Mrs. MILLS was sent for and arrived about sundown. The body was conveyed to his home in Grant Township, the procession leaving town about half past nine.

Terrible excitement prevails, and Capt. ASKERN has guarded the jail ever since the arrests with a body of militia; to protect the prisoners from a rumored mob. The prisoners were taken away on Wednesday to the Afton Jail. At this movement Wm. BROWN, Jim FARRIS and others became indignant and proceeding to the depot, an attempt was made to get the prisoners and bring them back to jail, but when Capt. ASKERN, the Sheriff and Marshal drew their revolvers, the crowd quieted down and maintained order.

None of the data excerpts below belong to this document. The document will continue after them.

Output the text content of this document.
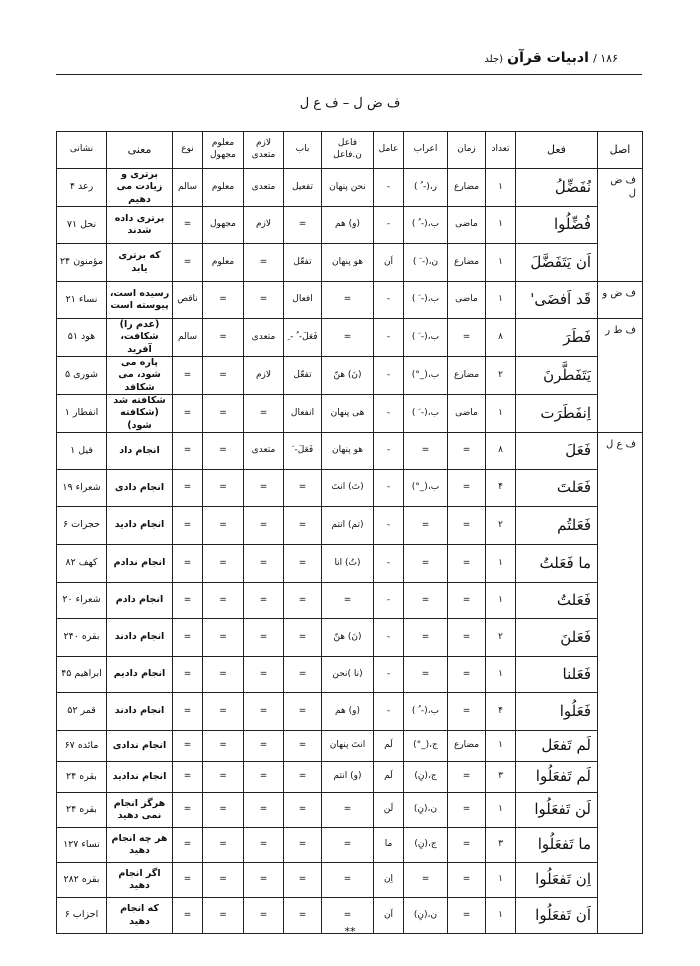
۱۸۶ / ادبیات قرآن (جلد
ف ض ل – ف ع ل
اصل	فعل	تعداد	زمان	اعراب	عامل	فاعل ن.فاعل	باب	لازم متعدی	معلوم مجهول	نوع	معنی	نشانی
ف ض ل	نُفَضِّلُ	۱	مضارع	ر،(- ُ )	-	نحن پنهان	تفعیل	متعدی	معلوم	سالم	برتری و زیادت می دهیم	رعد ۴
	فُضِّلُوا	۱	ماضی	ب،(- ُ )	-	(و) هم	=	لازم	مجهول	=	برتری داده شدند	نحل ۷۱
	اَن يَتَفَضَّلَ	۱	مضارع	ن،(- َ )	اَن	هو پنهان	تفعّل	=	معلوم	=	که برتری یابد	مؤمنون ۲۴
ف ض و	قَد اَفضَى'	۱	ماضی	ب،(- َ )	-	=	افعال	=	=	ناقص	رسیده است، پیوسته است	نساء ۲۱
ف ط ر	فَطَرَ	۸	=	ب،(- َ )	-	=	فَعَلَ- ُ - ِ	متعدی	=	سالم	(عدم را) شکافت، آفرید	هود ۵۱
	يَتَفَطَّرنَ	۲	مضارع	ب،(_°)	-	(نَ) هنّ	تفعّل	لازم	=	=	پاره می شود، می شکافد	شوری ۵
	اِنفَطَرَت	۱	ماضی	ب،(- َ )	-	هی پنهان	انفعال	=	=	=	شکافته شد (شکافته شود)	انفطار ۱
ف ع ل	فَعَلَ	۸	=	=	-	هو پنهان	فَعَلَ- َ	متعدی	=	=	انجام داد	فیل ۱
	فَعَلتَ	۴	=	ب،(_°)	-	(تَ) انتَ	=	=	=	=	انجام دادی	شعراء ۱۹
	فَعَلتُم	۲	=	=	-	(تم) انتم	=	=	=	=	انجام دادید	حجرات ۶
	ما فَعَلتُ	۱	=	=	-	(تُ) انا	=	=	=	=	انجام ندادم	کهف ۸۲
	فَعَلتُ	۱	=	=	-	=	=	=	=	=	انجام دادم	شعراء ۲۰
	فَعَلنَ	۲	=	=	-	(نَ) هنّ	=	=	=	=	انجام دادند	بقره ۲۴۰
	فَعَلنا	۱	=	=	-	(نا )نحن	=	=	=	=	انجام دادیم	ابراهیم ۴۵
	فَعَلُوا	۴	=	ب،(- ُ )	-	(و) هم	=	=	=	=	انجام دادند	قمر ۵۲
	لَم تَفعَل	۱	مضارع	ج،(_°)	لَم	انتَ پنهان	=	=	=	=	انجام ندادی	مائده ۶۷
	لَم تَفعَلُوا	۳	=	ج،(نِ)	لَم	(و) انتم	=	=	=	=	انجام ندادید	بقره ۲۴
	لَن تَفعَلُوا	۱	=	ن،(نِ)	لَن	=	=	=	=	=	هرگز انجام نمی دهید	بقره ۲۴
	ما تَفعَلُوا	۳	=	ج،(نِ)	ما	=	=	=	=	=	هر چه انجام دهید	نساء ۱۲۷
	اِن تَفعَلُوا	۱	=	=	اِن	=	=	=	=	=	اگر انجام دهید	بقره ۲۸۲
	اَن تَفعَلُوا	۱	=	ن،(نِ)	اَن	=	=	=	=	=	که انجام دهید	احزاب ۶
**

Some thought it safest to take the prisoners away, while others thought they should be kept where they were.

Tom CONLEY and HOOKER's boys were the only boys in the row that came out uninjured. The prisoners' version of the case is that MILLS had threatened to clean them out on that day, and that they were knocked down the stairs before they made any resistance. They plead self defense.